COMPUTEX TAIPEI 2026の会場では、Vera Rubinプラットフォームに対応した「MGX Server Rack 1.2」の部品も展示されていた

 「Vera Rubin」では、1ラックあたり144基のGPUを搭載する「NVL72」(元々は「NVL144」として展開予定だった)を高速ネットワークで接続し、ラック全体をひとつのAIコンピュータとして動作させる設計が採用されている。

 イメージとして近いのは、電力会社の発電所。家庭ではコンセントから電気を使うだけだが、その裏側では巨大な発電所が24時間動き続けている。AIも同じように、私たちがChatGPTやさまざまなAIサービスを利用できるのは、その裏側で膨大な数のGPUが絶えず計算を続けているからだ。

 そして、AIの性能が上がるほど、その「発電所」にあたるデータセンターも、これまで以上に大きな処理能力を求められる。NVIDIAは「Vera Rubin」を、その次世代のAIインフラとして位置付けているというわけだ。AIエージェントのような膨大な計算を効率よく処理するためには、GPUだけでなく、システム全体をひとつのコンピュータとして最適化することが重要になってくる。

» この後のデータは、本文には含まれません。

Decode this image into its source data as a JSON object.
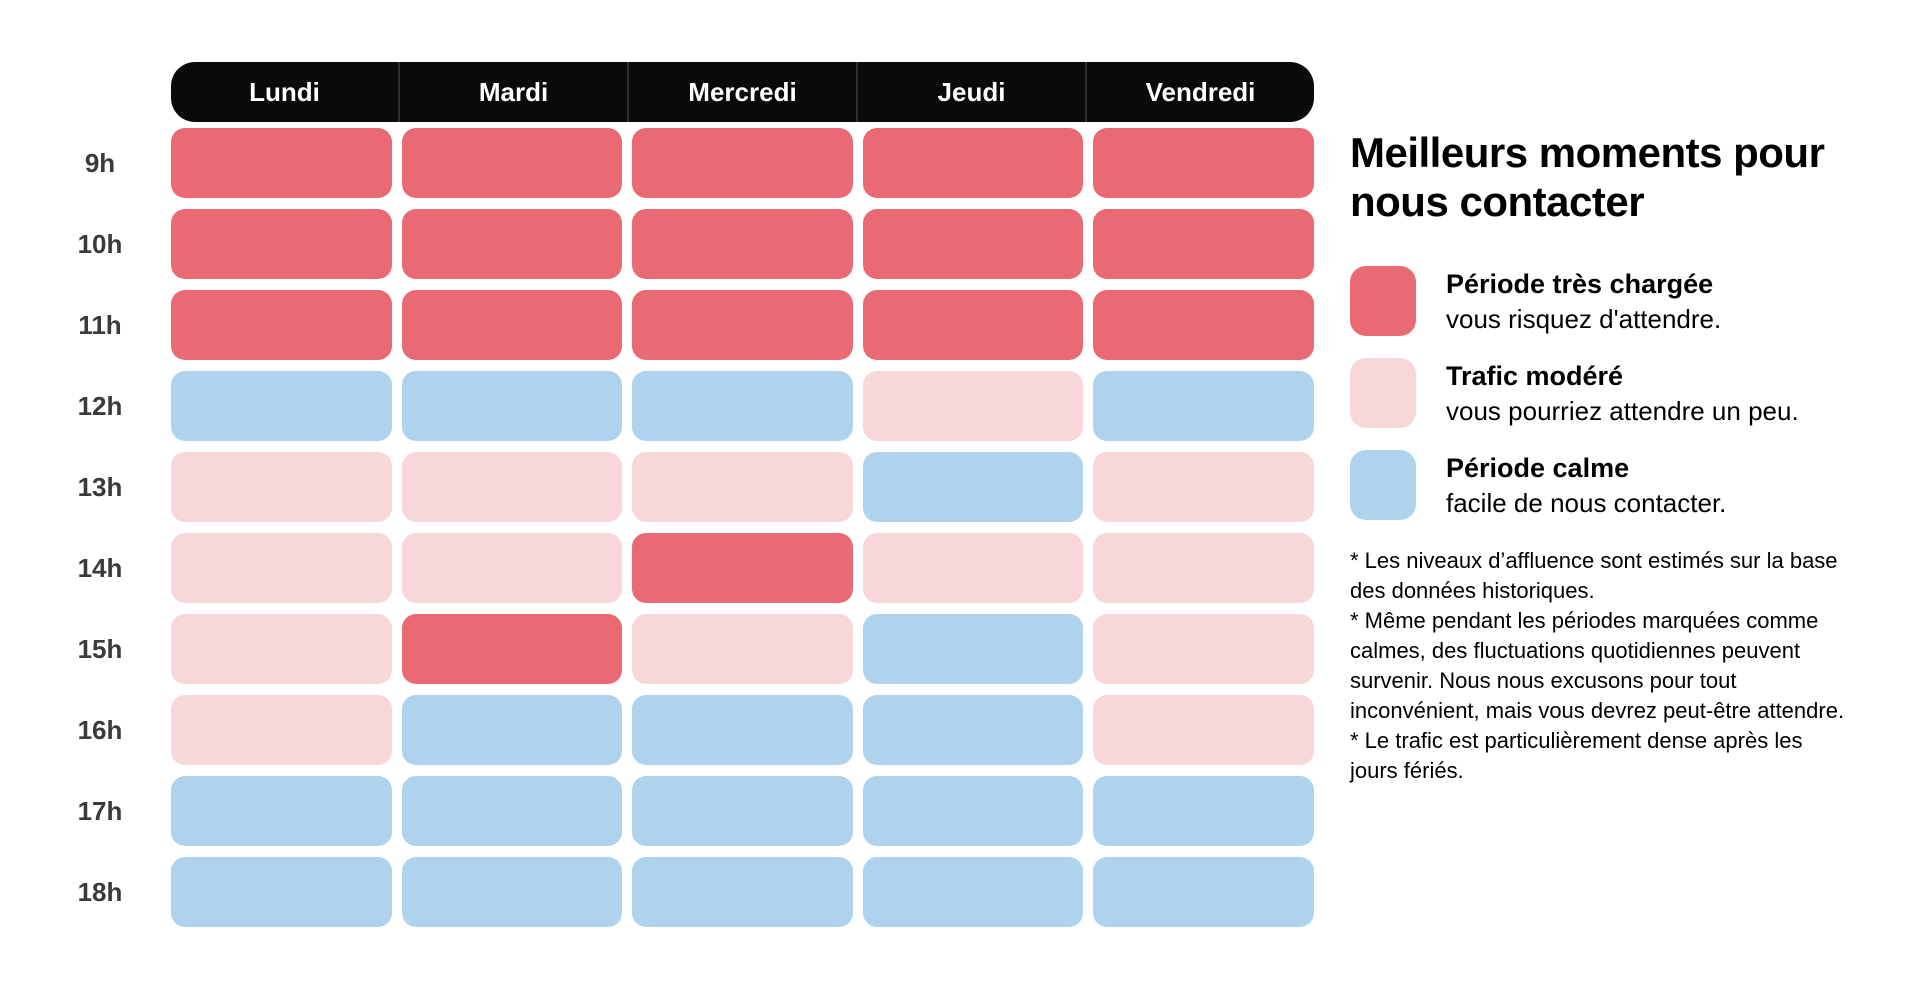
{
  "chart_data": {
    "type": "heatmap",
    "title": "Meilleurs moments pour nous contacter",
    "x_labels": [
      "Lundi",
      "Mardi",
      "Mercredi",
      "Jeudi",
      "Vendredi"
    ],
    "y_labels": [
      "9h",
      "10h",
      "11h",
      "12h",
      "13h",
      "14h",
      "15h",
      "16h",
      "17h",
      "18h"
    ],
    "levels": {
      "busy": "Période très chargée",
      "moderate": "Trafic modéré",
      "calm": "Période calme"
    },
    "values": [
      [
        "busy",
        "busy",
        "busy",
        "busy",
        "busy"
      ],
      [
        "busy",
        "busy",
        "busy",
        "busy",
        "busy"
      ],
      [
        "busy",
        "busy",
        "busy",
        "busy",
        "busy"
      ],
      [
        "calm",
        "calm",
        "calm",
        "moderate",
        "calm"
      ],
      [
        "moderate",
        "moderate",
        "moderate",
        "calm",
        "moderate"
      ],
      [
        "moderate",
        "moderate",
        "busy",
        "moderate",
        "moderate"
      ],
      [
        "moderate",
        "busy",
        "moderate",
        "calm",
        "moderate"
      ],
      [
        "moderate",
        "calm",
        "calm",
        "calm",
        "moderate"
      ],
      [
        "calm",
        "calm",
        "calm",
        "calm",
        "calm"
      ],
      [
        "calm",
        "calm",
        "calm",
        "calm",
        "calm"
      ]
    ],
    "legend_position": "right",
    "grid": "off"
  },
  "panel": {
    "title": "Meilleurs moments pour nous contacter",
    "legend": [
      {
        "key": "busy",
        "label": "Période très chargée",
        "description": "vous risquez d'attendre.",
        "color": "#e96a75"
      },
      {
        "key": "moderate",
        "label": "Trafic modéré",
        "description": "vous pourriez attendre un peu.",
        "color": "#f7d7da"
      },
      {
        "key": "calm",
        "label": "Période calme",
        "description": "facile de nous contacter.",
        "color": "#afd3ec"
      }
    ],
    "footnotes": [
      "* Les niveaux d’affluence sont estimés sur la base des données historiques.",
      "* Même pendant les périodes marquées comme calmes, des fluctuations quotidiennes peuvent survenir. Nous nous excusons pour tout inconvénient, mais vous devrez peut-être attendre.",
      "* Le trafic est particulièrement dense après les jours fériés."
    ]
  },
  "colors": {
    "busy": "#e96a75",
    "moderate": "#f7d7da",
    "calm": "#afd3ec",
    "header_bg": "#0a0a0a",
    "header_text": "#ffffff",
    "hour_label": "#3a3a3a"
  }
}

AIは「チャット相手」から「仕事のパートナー」「専用エージェント」へ

 こうした進化は、一般のユーザーにも少しずつ影響を与えていくはずだ。今のAIは「優秀なチャット相手」という印象が強いが、これから数年でその役割は「一緒に仕事を進めるパートナー」へ変わり、さらにその先では「自分専用のエージェント」に近づいていく可能性がある。

 例えば、朝起きる前にAIがその日の予定や交通状況を確認し、必要な予約を済ませ、メールの返信案まで用意してくれる。買い物では価格を比較し、在庫を確認し、条件に合う商品を選んで注文する。仕事では会議の内容をまとめ、次回のタスクを整理し、関係者へ共有するところまで任せられるようになるかもしれない。

 もちろん、こうした未来がすぐに実現するとは限らない。AIの信頼性や安全性、法制度など、乗り越えるべき課題はまだ多い。それでも、AI業界全体が「AIに質問する時代」から「AIに仕事を任せる時代」へ向かっていることは確かだ。その変化を支える計算基盤として、NVIDIAは「Vera Rubin」を開発している。

 普段、私たちが「Vera Rubin」という名前を目にする機会は多くないだろう。しかし数年後、「AIがここまでできるようになったのか」と驚く場面が増えたとき、その裏側では「Vera Rubin」のような巨大なAIインフラが静かに動いているのかもしれない。